Mais juste avant la signature du contrat, le soi-disant recruteur annulait subitement le rendez-vous, invoquant des difficultés internes à l’entreprise. Les victimes se retrouvaient alors sans emploi et avec leurs données compromises. L’escroquerie n’a été mise au jour que lorsqu’une candidate, méfiante, a pris l’initiative de contacter directement Kwantic, révélant ainsi l’usurpation d’identité de l’agence [4].

Les deepfakes viennent changer la donne

Les fausses offres d’emploi ne datent pas d’aujourd’hui, mais l’émergence des deepfakes a permis aux escrocs de perfectionner leurs stratagèmes, les rendant à la fois plus simples à mettre en œuvre et bien plus convaincants. D’après le Centre de signalement des délits sur Internet (IC3) du FBI, pas moins de 16 012 personnes ont signalé avoir été victimes d’arnaques liées à des offres d’emploi en 2020, pour un préjudice total dépassant les 59 millions de dollars [5]. Aujourd’hui, les cybercriminels vont encore plus loin : ils usurpent l’identité d’employeurs légitimes, y compris en imitant leur apparence audiovisuelle grâce à des technologies avancées. Ils publient des annonces fictives sur des plateformes d’emploi en ligne populaires, organisent de faux entretiens avec des candidats confiants et profitent de ces échanges pour exiger des informations personnelles ou de l’argent.

Ces données récoltées peuvent être détournées à des fins malveillantes : prise de contrôle de comptes bancaires, ouverture frauduleuse de nouveaux comptes, ou encore exploitation de l’identité des victimes pour d’autres escroqueries, comme l’obtention de crédits ou la fabrication de faux passeports. Mais les ambitions des escrocs ne s’arrêtent pas là. Ils cherchent parfois à soutirer des informations sensibles sur l’employeur actuel ou passé des candidats – propriété intellectuelle, détails de projets confidentiels, ou priorités de recherche stratégique, par exemple. Le piège est d’autant plus redoutable que les cybercriminels reproduisent avec précision les demandes typiques des recruteurs légitimes, rendant l’arnaque quasiment indétectable avant qu’il ne soit trop tard.

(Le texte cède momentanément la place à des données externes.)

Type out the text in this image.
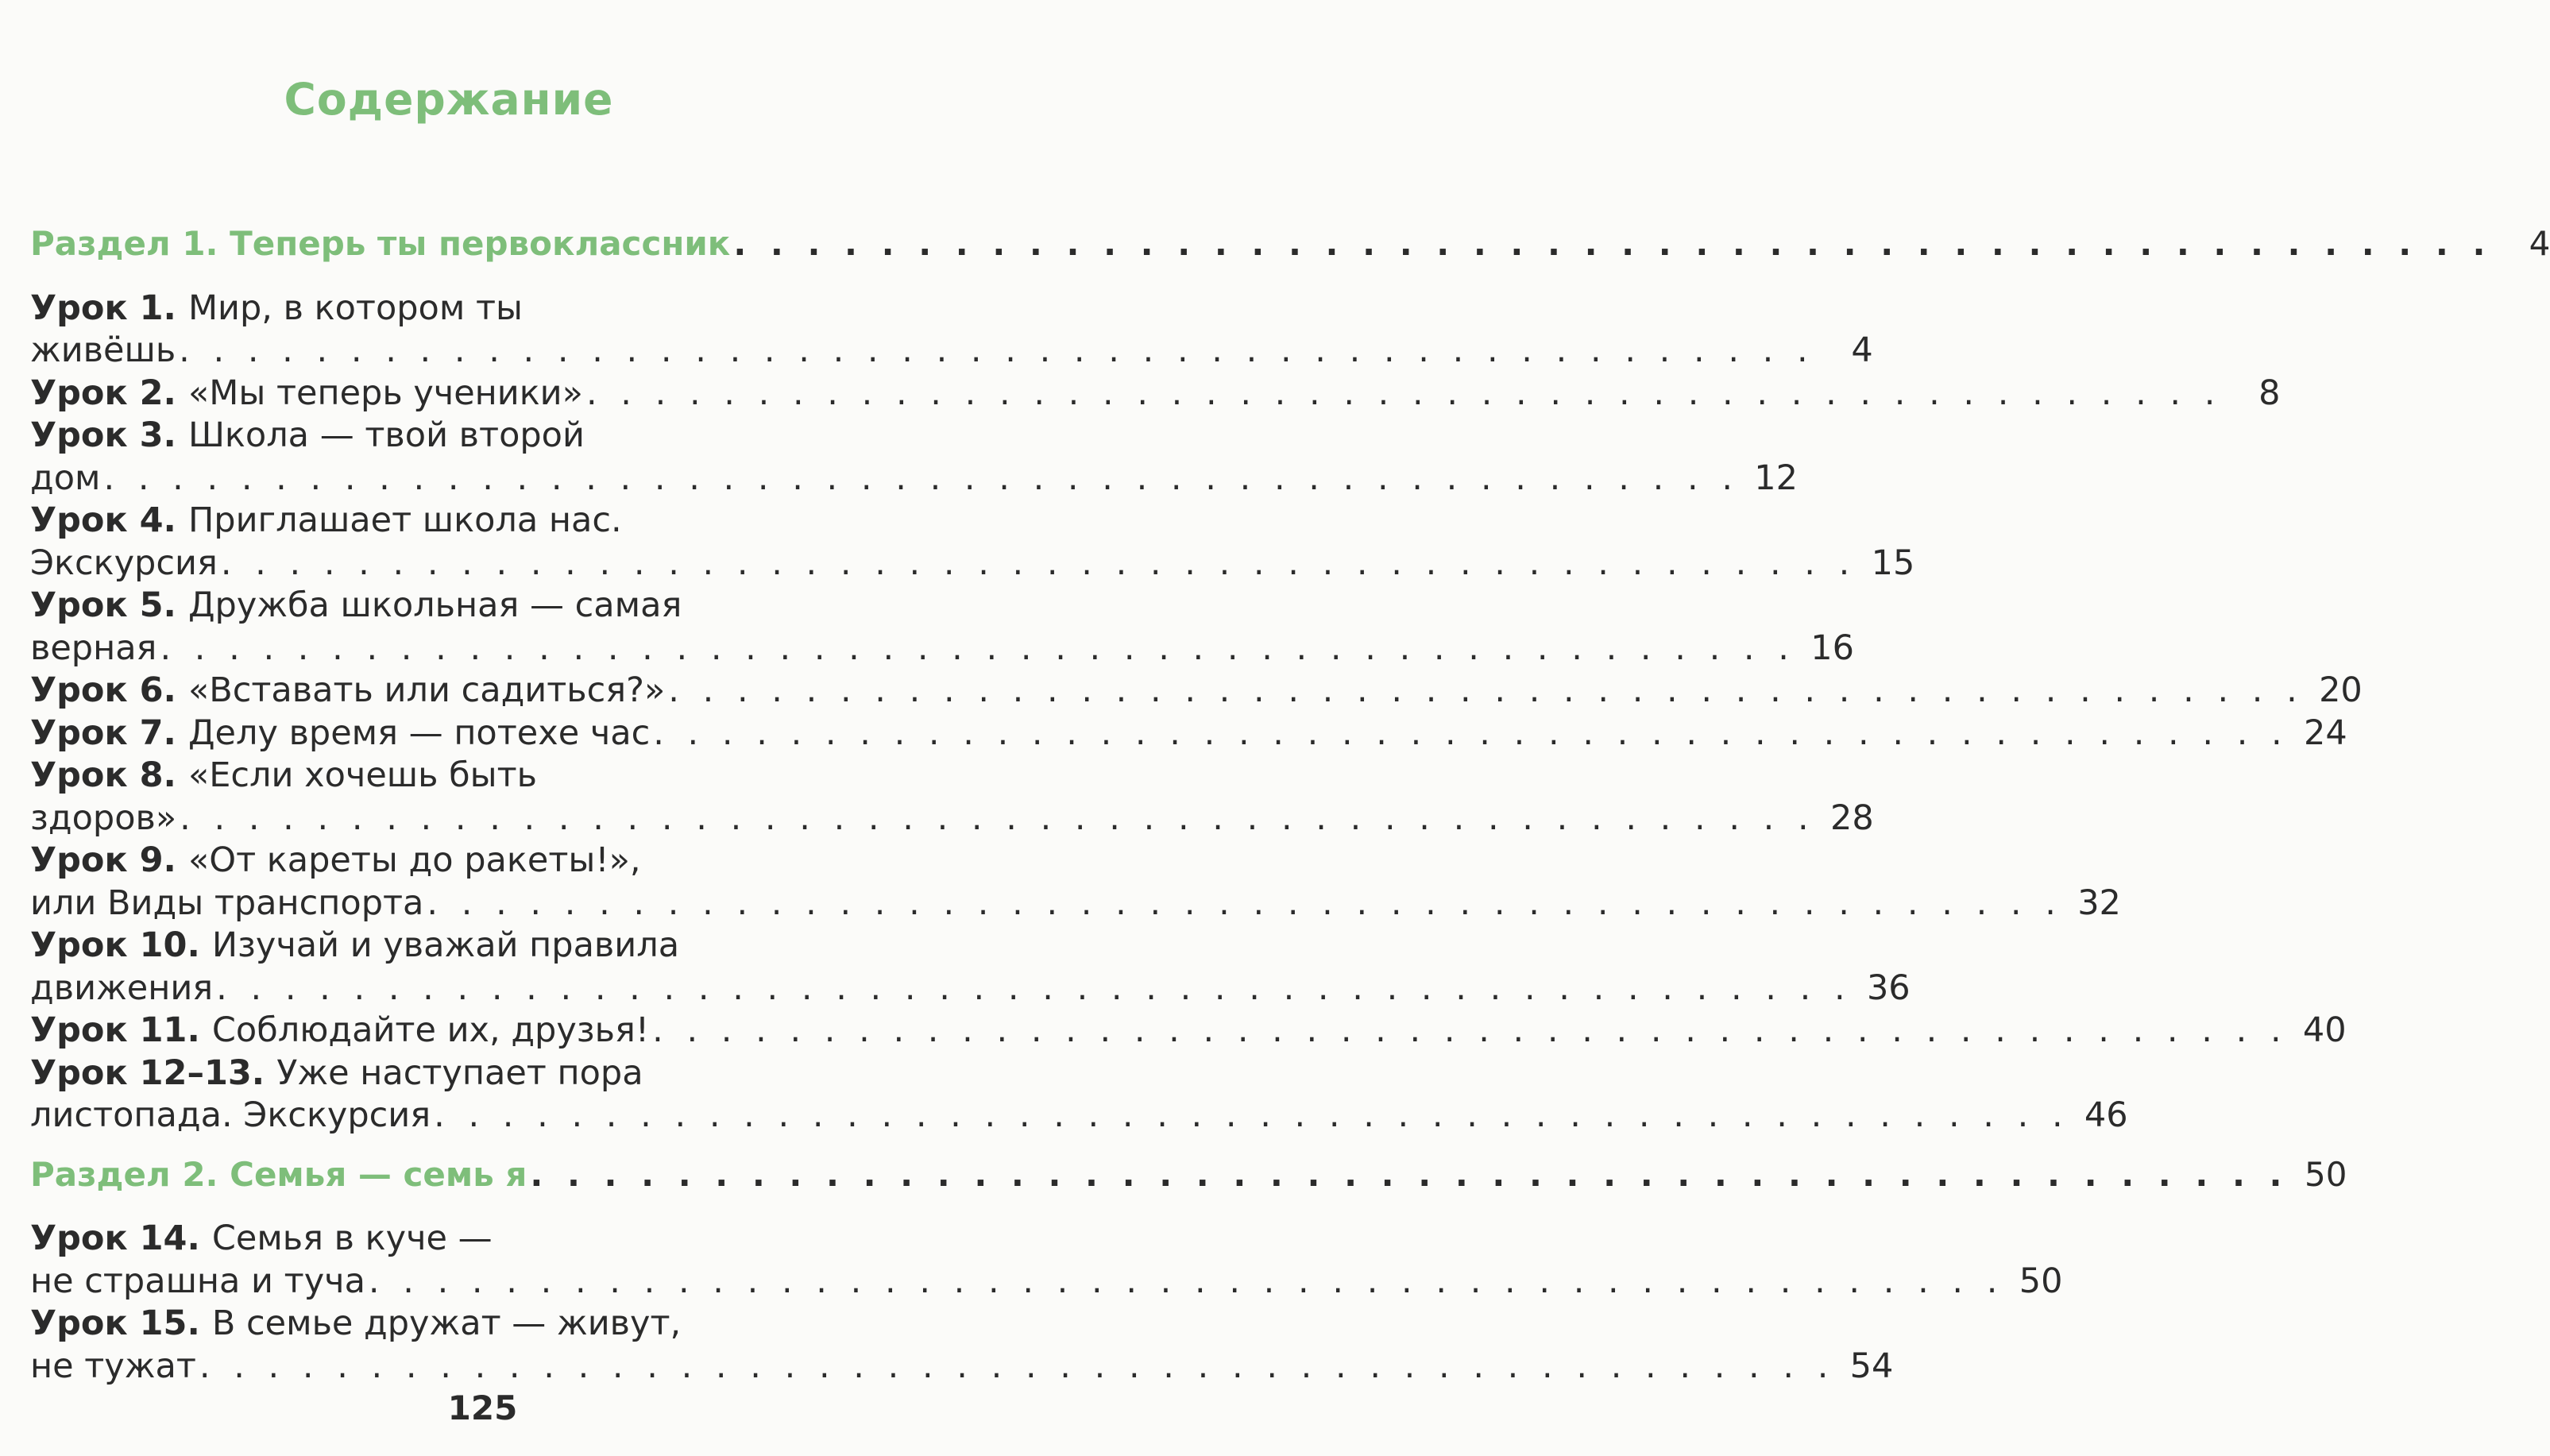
Содержание
Раздел 1. Теперь ты первоклассник . . . . . . . . . . . . . . . . . . . . . . . . . . . . . . . . . . . . . . . . . . . . . . . .	4
Урок 1. Мир, в котором ты
живёшь . . . . . . . . . . . . . . . . . . . . . . . . . . . . . . . . . . . . . . . . . . . . . . . .	4
Урок 2. «Мы теперь ученики» . . . . . . . . . . . . . . . . . . . . . . . . . . . . . . . . . . . . . . . . . . . . . . . .	8
Урок 3. Школа — твой второй
дом . . . . . . . . . . . . . . . . . . . . . . . . . . . . . . . . . . . . . . . . . . . . . . . . 12
Урок 4. Приглашает школа нас.
Экскурсия . . . . . . . . . . . . . . . . . . . . . . . . . . . . . . . . . . . . . . . . . . . . . . . . 15
Урок 5. Дружба школьная — самая
верная . . . . . . . . . . . . . . . . . . . . . . . . . . . . . . . . . . . . . . . . . . . . . . . . 16
Урок 6. «Вставать или садиться?» . . . . . . . . . . . . . . . . . . . . . . . . . . . . . . . . . . . . . . . . . . . . . . . . 20
Урок 7. Делу время — потехе час . . . . . . . . . . . . . . . . . . . . . . . . . . . . . . . . . . . . . . . . . . . . . . . . 24
Урок 8. «Если хочешь быть
здоров» . . . . . . . . . . . . . . . . . . . . . . . . . . . . . . . . . . . . . . . . . . . . . . . . 28
Урок 9. «От кареты до ракеты!»,
или Виды транспорта . . . . . . . . . . . . . . . . . . . . . . . . . . . . . . . . . . . . . . . . . . . . . . . . 32
Урок 10. Изучай и уважай правила
движения . . . . . . . . . . . . . . . . . . . . . . . . . . . . . . . . . . . . . . . . . . . . . . . . 36
Урок 11. Соблюдайте их, друзья! . . . . . . . . . . . . . . . . . . . . . . . . . . . . . . . . . . . . . . . . . . . . . . . . 40
Урок 12–13. Уже наступает пора
листопада. Экскурсия . . . . . . . . . . . . . . . . . . . . . . . . . . . . . . . . . . . . . . . . . . . . . . . . 46
Раздел 2. Семья — семь я . . . . . . . . . . . . . . . . . . . . . . . . . . . . . . . . . . . . . . . . . . . . . . . . 50
Урок 14. Семья в куче —
не страшна и туча . . . . . . . . . . . . . . . . . . . . . . . . . . . . . . . . . . . . . . . . . . . . . . . . 50
Урок 15. В семье дружат — живут,
не тужат . . . . . . . . . . . . . . . . . . . . . . . . . . . . . . . . . . . . . . . . . . . . . . . . 54
125
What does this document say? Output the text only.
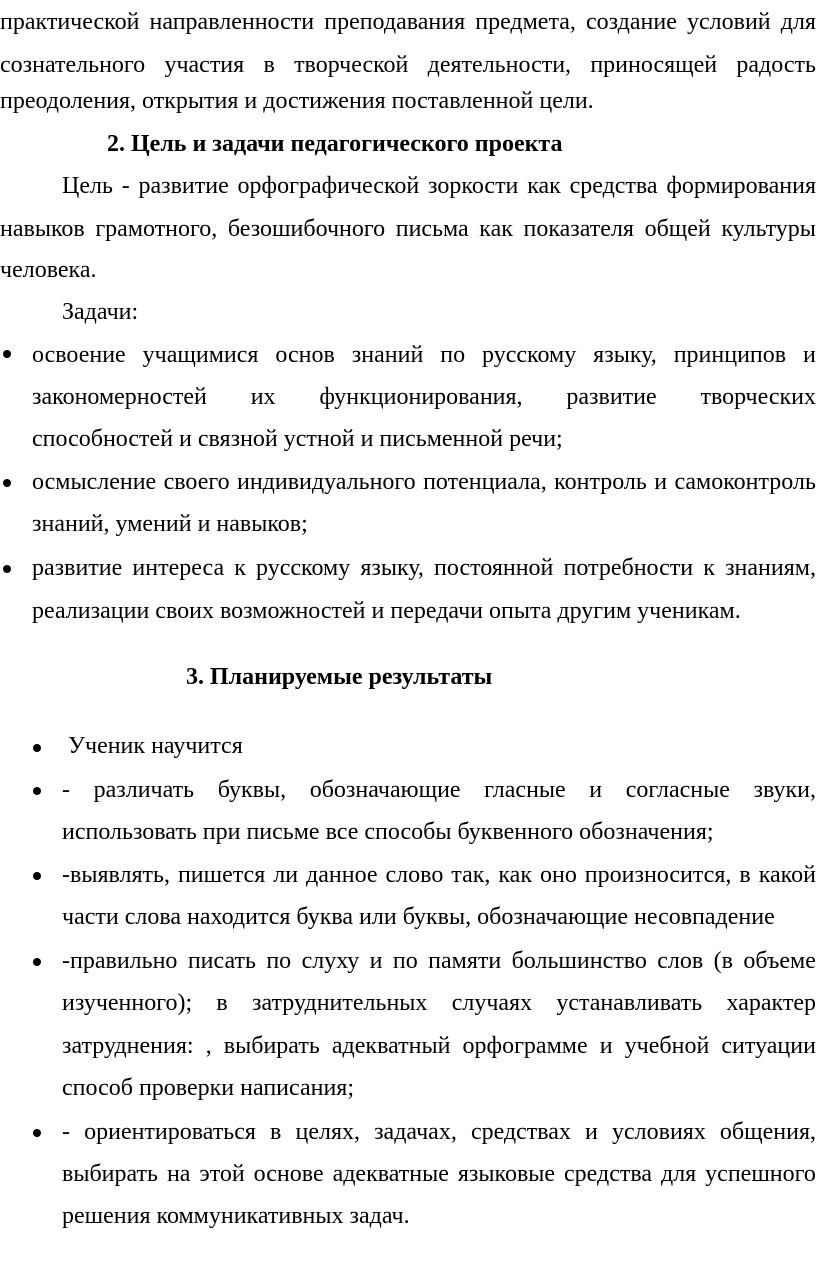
практической направленности преподавания предмета, создание условий для
сознательного участия в творческой деятельности, приносящей радость
преодоления, открытия и достижения поставленной цели.
2. Цель и задачи педагогического проекта
Цель - развитие орфографической зоркости как средства формирования
навыков грамотного, безошибочного письма как показателя общей культуры
человека.
Задачи:
освоение учащимися основ знаний по русскому языку, принципов и
закономерностей их функционирования, развитие творческих
способностей и связной устной и письменной речи;
осмысление своего индивидуального потенциала, контроль и самоконтроль
знаний, умений и навыков;
развитие интереса к русскому языку, постоянной потребности к знаниям,
реализации своих возможностей и передачи опыта другим ученикам.
3. Планируемые результаты
Ученик научится
- различать буквы, обозначающие гласные и согласные звуки,
использовать при письме все способы буквенного обозначения;
-выявлять, пишется ли данное слово так, как оно произносится, в какой
части слова находится буква или буквы, обозначающие несовпадение
-правильно писать по слуху и по памяти большинство слов (в объеме
изученного); в затруднительных случаях устанавливать характер
затруднения: , выбирать адекватный орфограмме и учебной ситуации
способ проверки написания;
- ориентироваться в целях, задачах, средствах и условиях общения,
выбирать на этой основе адекватные языковые средства для успешного
решения коммуникативных задач.
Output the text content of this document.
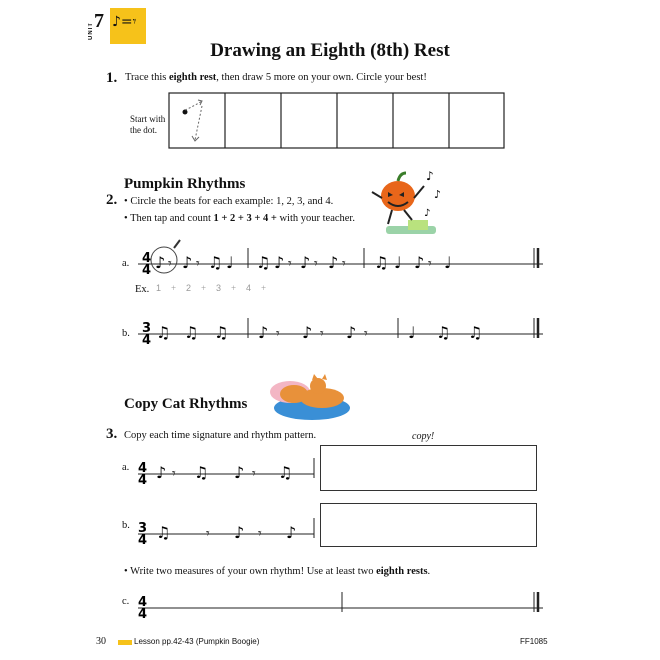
7
UNIT ♪=𝄾
Drawing an Eighth (8th) Rest
1. Trace this eighth rest, then draw 5 more on your own. Circle your best!
Start with
the dot.
Pumpkin Rhythms
2. • Circle the beats for each example: 1, 2, 3, and 4.
• Then tap and count 1 + 2 + 3 + 4 + with your teacher.
♪
♪
♪
4
4 ♪ 𝄾 ♪ 𝄾 ♫ ♩ ♫ ♪ 𝄾 ♪ 𝄾 ♪ 𝄾 ♫ ♩ ♪ 𝄾 ♩
a.
Ex. 1 + 2 + 3 + 4 +
3
4 ♫ ♫ ♫ ♪ 𝄾 ♪ 𝄾 ♪ 𝄾	♩ ♫ ♫
b.
Copy Cat Rhythms
3. Copy each time signature and rhythm pattern.	copy!
4
4 ♪ 𝄾 ♫ ♪ 𝄾 ♫
a.
3
4 ♫	𝄾 ♪ 𝄾 ♪
b.
• Write two measures of your own rhythm! Use at least two eighth rests.
4
4
c.
30	Lesson pp.42-43 (Pumpkin Boogie)	FF1085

Les indices qui doivent alerter

Certaines caractéristiques doivent alerter sur la possibilité d’une fausse offre d’emploi : 

  • Les entretiens se déroulent uniquement par appel audio ou vidéo, sans rencontre physique. 
  • Les prétendus employeurs utilisent des adresses e-mail ou des outils de visioconférence qui ne correspondent pas au domaine officiel de l’entreprise. 
  • Les candidats sont invités à effectuer des tâches impliquant des dépenses personnelles, comme l’achat de matériel. 
  • Des informations sur des cartes de crédit sont réclamées. 
  • L’offre apparaît sur des sites d’emploi généralistes, mais reste introuvable sur le site officiel de l’entreprise concernée.

Comment se protéger

  • Rechercher via des canaux officiels découverts indépendamment, et ne pas se limiter à ceux fournis par le recruteur.
  • Effectuer une recherche sur l’entreprise avec son nom seul ; se méfier si plusieurs sites émergent (ex. abccompany.com et abccompanyllc.com).
  • Fournir des informations personnelles ou bancaires uniquement après embauche, de préférence en personne ou à minima par appel vidéo pour confirmer l’identité.
  • Ne jamais envoyer d’argent à une personne contactée en ligne, particulièrement par virement.
  • Ne pas partager de données de carte de crédit ou bancaires sans identité vérifiée de l’employeur.
  • Refuser toute offre exigeant d’utiliser un compte personnel pour transférer de l’argent.
  • Ne pas divulguer de numéro de sécurité sociale ou données sensibles non indispensables.
  • Vérifier la sécurité d’un site avant d’entrer des informations : privilégier « https:// », sans se baser uniquement là-dessus.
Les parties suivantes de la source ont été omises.